A practical and water-saving irrigation system is urgently required to relieve the lack of water resources in northern China under small-scale farming. For this purpose, the potential of improving border irrigation performance through border dimensions optimization was evaluated on the irrigation districts along the lower Yellow River. Results indicate that mismatched existing irrigation system conditions, for example, supply discharge, border dimensions, and relative cutoff distance, lead to low irrigation performance. Based on field measurements, household surveys, and a simulation model, border dimensions were optimized. The optimal border dimensions in different irrigation districts were determined to be diverse. The performance of optimized border irrigation systems was greatly improved as shown with simulation models and field tests. The D app within the GID, PID, and WID could be decreased to 114, 113, and 115 mm, respectively, and the AE could be increased to 87.9, 88.7, and 87.1 %, respectively. Taking into account the case study area of the Yucheng region, optimizing border dimensions can save approximately 5,551 × 104 m3 of water per year. This practical technology of optimizing border dimensions is being adopted by farmers using methods of trial and error, and it is one of the least costly, and most easily understood technologies for improving irrigation performance.

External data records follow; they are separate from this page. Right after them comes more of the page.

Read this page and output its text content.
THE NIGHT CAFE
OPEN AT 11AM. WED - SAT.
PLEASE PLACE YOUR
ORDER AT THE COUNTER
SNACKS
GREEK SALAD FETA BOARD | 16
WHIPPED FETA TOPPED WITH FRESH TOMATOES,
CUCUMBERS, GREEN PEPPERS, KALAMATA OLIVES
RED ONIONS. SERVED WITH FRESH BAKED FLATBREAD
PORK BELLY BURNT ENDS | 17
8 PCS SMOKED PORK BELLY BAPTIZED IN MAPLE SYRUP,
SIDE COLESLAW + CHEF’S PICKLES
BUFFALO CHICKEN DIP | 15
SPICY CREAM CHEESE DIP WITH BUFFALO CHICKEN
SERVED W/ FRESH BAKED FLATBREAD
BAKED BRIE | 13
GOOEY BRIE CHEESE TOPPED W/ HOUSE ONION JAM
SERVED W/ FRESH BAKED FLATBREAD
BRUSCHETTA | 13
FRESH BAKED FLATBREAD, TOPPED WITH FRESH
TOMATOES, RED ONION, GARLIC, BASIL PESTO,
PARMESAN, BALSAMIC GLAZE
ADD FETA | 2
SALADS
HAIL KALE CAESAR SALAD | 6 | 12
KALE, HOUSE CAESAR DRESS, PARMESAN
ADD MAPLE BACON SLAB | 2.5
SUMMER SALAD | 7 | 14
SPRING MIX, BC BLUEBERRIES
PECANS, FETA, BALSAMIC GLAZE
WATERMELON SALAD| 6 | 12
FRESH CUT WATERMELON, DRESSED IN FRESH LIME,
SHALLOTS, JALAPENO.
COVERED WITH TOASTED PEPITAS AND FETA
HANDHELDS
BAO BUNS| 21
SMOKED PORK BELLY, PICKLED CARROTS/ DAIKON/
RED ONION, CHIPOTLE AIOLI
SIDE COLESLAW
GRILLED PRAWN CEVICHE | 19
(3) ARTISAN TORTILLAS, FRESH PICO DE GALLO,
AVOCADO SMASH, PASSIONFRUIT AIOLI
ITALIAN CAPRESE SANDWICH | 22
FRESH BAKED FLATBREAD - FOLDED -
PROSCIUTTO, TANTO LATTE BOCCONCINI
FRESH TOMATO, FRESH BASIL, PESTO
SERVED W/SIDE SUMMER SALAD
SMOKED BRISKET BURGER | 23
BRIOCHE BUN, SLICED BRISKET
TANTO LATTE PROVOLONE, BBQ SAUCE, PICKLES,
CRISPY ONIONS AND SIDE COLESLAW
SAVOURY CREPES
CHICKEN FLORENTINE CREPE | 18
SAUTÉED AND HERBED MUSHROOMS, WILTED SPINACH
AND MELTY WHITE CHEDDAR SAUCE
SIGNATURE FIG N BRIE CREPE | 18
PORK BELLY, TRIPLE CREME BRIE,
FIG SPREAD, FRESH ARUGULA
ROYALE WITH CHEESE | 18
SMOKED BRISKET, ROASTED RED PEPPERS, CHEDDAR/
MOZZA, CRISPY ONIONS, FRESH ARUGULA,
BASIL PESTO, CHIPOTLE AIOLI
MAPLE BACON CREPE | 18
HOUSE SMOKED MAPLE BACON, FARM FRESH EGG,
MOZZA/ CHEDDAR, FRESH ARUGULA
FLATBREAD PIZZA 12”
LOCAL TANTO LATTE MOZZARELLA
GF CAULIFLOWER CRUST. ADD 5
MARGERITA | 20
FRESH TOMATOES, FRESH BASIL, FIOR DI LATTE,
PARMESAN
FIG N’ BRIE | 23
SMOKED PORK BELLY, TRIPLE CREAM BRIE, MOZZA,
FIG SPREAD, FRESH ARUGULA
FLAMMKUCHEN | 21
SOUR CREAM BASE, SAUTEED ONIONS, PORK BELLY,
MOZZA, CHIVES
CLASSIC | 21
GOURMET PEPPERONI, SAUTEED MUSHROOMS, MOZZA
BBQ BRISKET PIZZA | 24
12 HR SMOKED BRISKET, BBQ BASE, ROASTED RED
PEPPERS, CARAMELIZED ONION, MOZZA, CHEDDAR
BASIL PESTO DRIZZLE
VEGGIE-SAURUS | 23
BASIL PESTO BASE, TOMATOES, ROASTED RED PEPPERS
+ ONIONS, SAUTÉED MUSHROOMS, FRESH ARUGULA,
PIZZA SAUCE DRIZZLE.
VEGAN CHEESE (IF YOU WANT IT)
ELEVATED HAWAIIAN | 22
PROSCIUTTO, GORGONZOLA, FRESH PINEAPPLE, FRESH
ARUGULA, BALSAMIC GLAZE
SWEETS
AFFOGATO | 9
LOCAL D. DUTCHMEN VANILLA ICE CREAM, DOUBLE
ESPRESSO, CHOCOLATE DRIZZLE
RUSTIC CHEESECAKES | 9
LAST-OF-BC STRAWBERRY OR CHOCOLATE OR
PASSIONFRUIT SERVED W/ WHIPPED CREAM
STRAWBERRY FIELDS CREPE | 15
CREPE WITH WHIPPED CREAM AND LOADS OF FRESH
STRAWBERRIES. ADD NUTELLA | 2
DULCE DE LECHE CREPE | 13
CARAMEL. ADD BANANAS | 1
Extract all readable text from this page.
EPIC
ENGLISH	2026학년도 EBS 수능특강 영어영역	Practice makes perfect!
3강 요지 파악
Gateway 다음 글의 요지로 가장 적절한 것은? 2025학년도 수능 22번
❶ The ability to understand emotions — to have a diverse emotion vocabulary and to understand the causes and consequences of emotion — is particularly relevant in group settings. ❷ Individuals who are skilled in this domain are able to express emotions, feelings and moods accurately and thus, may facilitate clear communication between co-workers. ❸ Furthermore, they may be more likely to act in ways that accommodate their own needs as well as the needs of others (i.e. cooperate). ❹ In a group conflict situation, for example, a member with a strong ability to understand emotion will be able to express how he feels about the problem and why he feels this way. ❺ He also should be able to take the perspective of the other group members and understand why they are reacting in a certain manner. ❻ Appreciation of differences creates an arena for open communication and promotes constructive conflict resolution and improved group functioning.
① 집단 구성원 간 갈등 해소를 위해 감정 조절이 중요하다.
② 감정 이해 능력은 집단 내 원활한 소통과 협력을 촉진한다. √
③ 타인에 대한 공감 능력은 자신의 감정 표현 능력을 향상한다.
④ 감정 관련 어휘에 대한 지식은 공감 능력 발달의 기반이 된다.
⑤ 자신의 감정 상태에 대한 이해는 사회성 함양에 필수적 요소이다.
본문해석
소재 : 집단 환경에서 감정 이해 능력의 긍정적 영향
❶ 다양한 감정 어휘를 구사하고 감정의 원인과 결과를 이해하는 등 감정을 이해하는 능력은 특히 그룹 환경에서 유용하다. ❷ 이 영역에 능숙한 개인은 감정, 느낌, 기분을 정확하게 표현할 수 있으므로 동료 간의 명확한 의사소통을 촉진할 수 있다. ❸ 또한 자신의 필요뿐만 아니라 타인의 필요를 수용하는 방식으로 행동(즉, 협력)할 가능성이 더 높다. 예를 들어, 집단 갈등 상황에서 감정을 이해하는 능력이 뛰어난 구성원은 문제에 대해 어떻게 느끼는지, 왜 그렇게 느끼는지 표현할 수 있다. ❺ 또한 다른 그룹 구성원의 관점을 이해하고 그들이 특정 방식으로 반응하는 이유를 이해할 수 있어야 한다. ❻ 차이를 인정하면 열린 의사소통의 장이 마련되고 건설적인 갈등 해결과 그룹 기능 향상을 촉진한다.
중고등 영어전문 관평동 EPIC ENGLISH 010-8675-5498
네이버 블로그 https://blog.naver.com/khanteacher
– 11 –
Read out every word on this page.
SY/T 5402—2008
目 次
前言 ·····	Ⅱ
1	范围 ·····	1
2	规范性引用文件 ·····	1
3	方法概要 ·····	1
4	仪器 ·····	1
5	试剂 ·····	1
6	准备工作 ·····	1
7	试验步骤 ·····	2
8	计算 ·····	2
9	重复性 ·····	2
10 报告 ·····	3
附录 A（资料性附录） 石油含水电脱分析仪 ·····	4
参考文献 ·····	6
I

It is worthwhile to encourage water savings by establishing standardized border dimensions in farming practices in the North China Plain. However, there are some existing barriers to extend this technology in some regions with very small field plots; it is difficult to merge small plots into large plots because of different land-use rights. Local governments need to consider current land-use policy in order to improve water-savings throughout this region.